In Bausman v. California Department of Corrections and Rehabilitation, 2015 U.S. Dist. LEXIS 20213 (ED CA, Feb. 18, 2015), a California federal magistrate judge allowed a Native American inmate to move ahead with his complaint under RLUIPA that a change in regulations prohibiting possession of certain religious artifacts integral to participation in daily Native American cultural, traditional, ceremonial, and spiritual life substantially burdened his religious exercise.

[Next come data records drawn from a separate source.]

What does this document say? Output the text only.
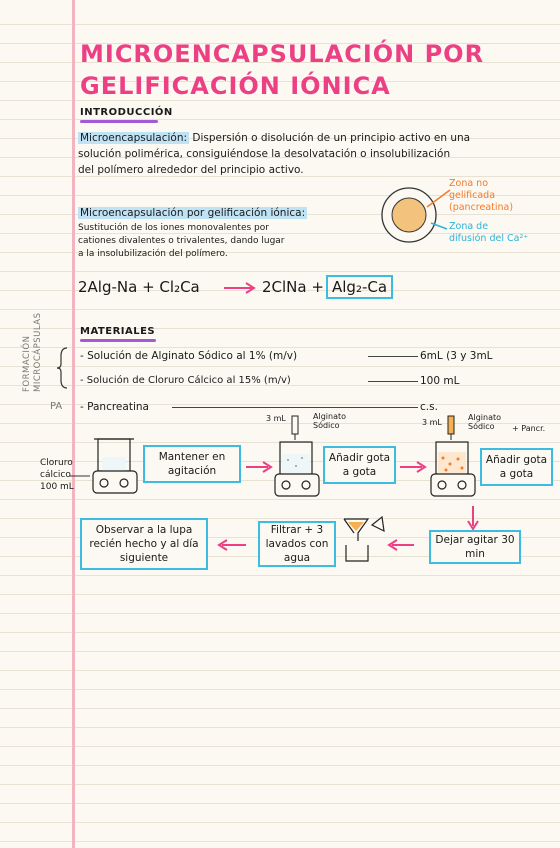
MICROENCAPSULACIÓN POR
GELIFICACIÓN IÓNICA
INTRODUCCIÓN
Microencapsulación: Dispersión o disolución de un principio activo en una
solución polimérica, consiguiéndose la desolvatación o insolubilización
del polímero alrededor del principio activo.
Microencapsulación por gelificación iónica:
Sustitución de los iones monovalentes por
cationes divalentes o trivalentes, dando lugar
a la insolubilización del polímero.
Zona no
gelificada
(pancreatina)
Zona de
difusión del Ca²⁺
2Alg-Na + Cl₂Ca → 2ClNa + Alg₂-Ca
FORMACIÓN MICROCÁPSULAS
PA
MATERIALES
- Solución de Alginato Sódico al 1% (m/v)	6mL (3 y 3mL
- Solución de Cloruro Cálcico al 15% (m/v)	100 mL
- Pancreatina	c.s.
Cloruro
cálcico
100 mL
Mantener en agitación
3 mL	Alginato
Sódico
Añadir gota a gota
3 mL
Alginato
Sódico	+ Pancr.
Añadir gota a gota
Dejar agitar 30 min
Filtrar + 3 lavados con agua
Observar a la lupa recién hecho y al día siguiente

In Blair v. CDCR, 2015 U.S. Dist. LEXIS 20751 (ED CA, Feb. 20, 2015), a California federal magistrate judge dismissed a complaint of a Jewish inmate that his temporary placement with a cellmate who was Muslim violated his free exercise and RLUIPA rights.

Judge Reprimanded For Questioning Defendant Over Religious Head Covering

In In re Ladenburg, (WA Commn. on Judicial Conduct, Feb. 20, 2015), the Washington Commission on Judicial Conduct in a consent order reprimanded municipal court judge David Ladenburg for challenging a criminal defendant wearing a fedora in the courtroom for religious reasons. The facts, as stipulated by the parties, showed that the judge told the defendant who said the hat was worn as part of his Jewish belief that he must bring evidence supporting his decision to wear that particular kind of head covering.  The judge threatened otherwise to have it removed.  In defense of his actions, the judge said he was unfamiliar with wearing of a fedora instead of a yarmulke. In 2006, the same judge had been issued an admonishment by the Commission for requiring a Muslim woman wearing a headscarf for religious reasons to remove it or leave his court room. (See prior posting.) The Tacoma News Tribune reports on yesterday's Commission action.